Raymond’s ingredients for the tomato sauce to go with the peppers are: 80-100ml/3-3½fl oz olive oil, 1 white onion, finely chopped, 2 garlic cloves, crushed and sliced, 2 tbsp tomato purée (if the tomatoes are not very ripe), 1kg/2lb 3oz ripe plum tomatoes, roughly chopped, 4 pinches salt, 2 pinches freshly ground black pepper, 3 pinches sugar (optional) and 3 fresh basil leaves.
To prepare the sauce, heat the olive oil in a pan over a medium heat and gently fry the onion and garlic for 3-4 minutes, or until softened but not coloured.
Stir in the tomato purée, if using, and cook for one minute before adding the chopped tomatoes. Season to taste with the salt and freshly ground black pepper.
Bring to a simmer, then cover with a lid and cook over a low heat for a further 20 minutes. Taste again and correct the seasoning if needed, adding the sugar if necessary. Stir in the basil.
Pass the sauce through a mouli or fine sieve into a pan and set aside until needed.

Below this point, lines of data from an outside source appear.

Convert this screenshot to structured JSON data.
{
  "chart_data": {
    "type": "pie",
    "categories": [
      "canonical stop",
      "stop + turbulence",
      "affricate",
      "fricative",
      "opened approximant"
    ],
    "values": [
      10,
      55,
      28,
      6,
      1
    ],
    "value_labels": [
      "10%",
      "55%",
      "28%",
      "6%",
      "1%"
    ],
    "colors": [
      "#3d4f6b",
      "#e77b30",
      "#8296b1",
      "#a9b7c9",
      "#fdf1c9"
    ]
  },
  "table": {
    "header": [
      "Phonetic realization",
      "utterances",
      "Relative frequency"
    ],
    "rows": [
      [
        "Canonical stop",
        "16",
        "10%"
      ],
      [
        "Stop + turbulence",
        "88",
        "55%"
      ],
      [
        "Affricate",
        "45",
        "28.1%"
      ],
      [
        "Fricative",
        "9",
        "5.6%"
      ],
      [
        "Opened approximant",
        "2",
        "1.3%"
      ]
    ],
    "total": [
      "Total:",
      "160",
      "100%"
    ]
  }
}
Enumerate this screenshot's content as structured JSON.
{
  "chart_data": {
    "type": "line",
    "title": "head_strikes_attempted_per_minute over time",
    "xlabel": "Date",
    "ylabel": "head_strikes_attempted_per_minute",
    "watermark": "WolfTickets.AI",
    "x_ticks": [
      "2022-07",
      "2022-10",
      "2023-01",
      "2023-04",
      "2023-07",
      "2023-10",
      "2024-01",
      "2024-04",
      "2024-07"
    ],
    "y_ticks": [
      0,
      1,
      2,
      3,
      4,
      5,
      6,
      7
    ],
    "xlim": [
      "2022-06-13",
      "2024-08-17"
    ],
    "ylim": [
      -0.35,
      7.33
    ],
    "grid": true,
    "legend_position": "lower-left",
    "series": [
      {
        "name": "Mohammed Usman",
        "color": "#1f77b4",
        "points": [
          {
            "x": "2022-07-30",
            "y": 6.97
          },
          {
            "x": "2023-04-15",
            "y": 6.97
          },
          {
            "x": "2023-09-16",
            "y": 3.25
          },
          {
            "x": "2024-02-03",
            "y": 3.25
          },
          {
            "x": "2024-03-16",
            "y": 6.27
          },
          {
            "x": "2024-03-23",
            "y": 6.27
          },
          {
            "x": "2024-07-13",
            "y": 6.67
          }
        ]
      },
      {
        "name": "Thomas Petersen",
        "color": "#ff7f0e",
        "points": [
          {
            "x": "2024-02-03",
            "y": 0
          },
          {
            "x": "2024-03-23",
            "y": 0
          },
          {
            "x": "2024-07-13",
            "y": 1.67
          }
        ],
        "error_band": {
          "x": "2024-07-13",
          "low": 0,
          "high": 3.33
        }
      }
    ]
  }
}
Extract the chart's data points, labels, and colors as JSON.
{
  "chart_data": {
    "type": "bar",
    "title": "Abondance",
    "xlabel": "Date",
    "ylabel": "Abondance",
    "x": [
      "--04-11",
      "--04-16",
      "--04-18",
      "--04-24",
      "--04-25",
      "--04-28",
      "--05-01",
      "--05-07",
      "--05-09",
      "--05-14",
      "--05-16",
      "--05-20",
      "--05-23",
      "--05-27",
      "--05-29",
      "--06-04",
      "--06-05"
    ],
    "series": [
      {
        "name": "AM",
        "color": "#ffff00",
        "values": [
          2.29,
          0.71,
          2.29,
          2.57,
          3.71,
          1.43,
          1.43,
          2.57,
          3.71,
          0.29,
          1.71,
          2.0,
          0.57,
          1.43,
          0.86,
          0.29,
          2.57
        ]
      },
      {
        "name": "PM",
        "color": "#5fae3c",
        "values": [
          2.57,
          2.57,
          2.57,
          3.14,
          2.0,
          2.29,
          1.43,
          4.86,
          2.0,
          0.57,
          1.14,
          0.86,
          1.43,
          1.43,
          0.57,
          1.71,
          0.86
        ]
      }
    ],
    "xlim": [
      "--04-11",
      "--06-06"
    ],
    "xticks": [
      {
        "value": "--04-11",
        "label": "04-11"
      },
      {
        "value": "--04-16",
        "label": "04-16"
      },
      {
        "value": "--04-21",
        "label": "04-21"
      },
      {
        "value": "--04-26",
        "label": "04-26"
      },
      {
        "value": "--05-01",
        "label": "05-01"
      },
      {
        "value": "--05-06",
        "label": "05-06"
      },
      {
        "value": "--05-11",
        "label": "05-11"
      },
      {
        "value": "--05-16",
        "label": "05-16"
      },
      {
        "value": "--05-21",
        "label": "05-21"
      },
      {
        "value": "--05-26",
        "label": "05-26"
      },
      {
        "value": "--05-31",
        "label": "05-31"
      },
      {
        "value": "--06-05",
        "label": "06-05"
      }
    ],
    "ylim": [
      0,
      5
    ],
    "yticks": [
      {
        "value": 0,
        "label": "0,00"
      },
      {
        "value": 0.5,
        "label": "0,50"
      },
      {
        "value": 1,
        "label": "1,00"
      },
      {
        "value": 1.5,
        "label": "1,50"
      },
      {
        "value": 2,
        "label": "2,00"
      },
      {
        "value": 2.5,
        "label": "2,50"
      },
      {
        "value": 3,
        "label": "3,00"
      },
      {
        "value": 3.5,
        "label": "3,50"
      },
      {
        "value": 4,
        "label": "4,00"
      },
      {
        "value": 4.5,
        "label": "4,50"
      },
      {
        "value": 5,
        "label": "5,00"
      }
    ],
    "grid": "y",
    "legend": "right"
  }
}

The ingredients for the stuffed tomatoes are: 4 x 200g ripe tomatoes, 200g minced pork, 60g fresh breadcrumbs, 1 free-range egg yolk, 1 small shallot, finely chopped, 2 garlic cloves, crushed, 2 tbsp roughly chopped fresh flatleaf parsley, 1 sprig fresh tarragon, leaves picked, roughly chopped, 1 tbsp olive oil, plus extra for brushing and drizzling, 60g Comté cheese, and salt and freshly ground black pepper.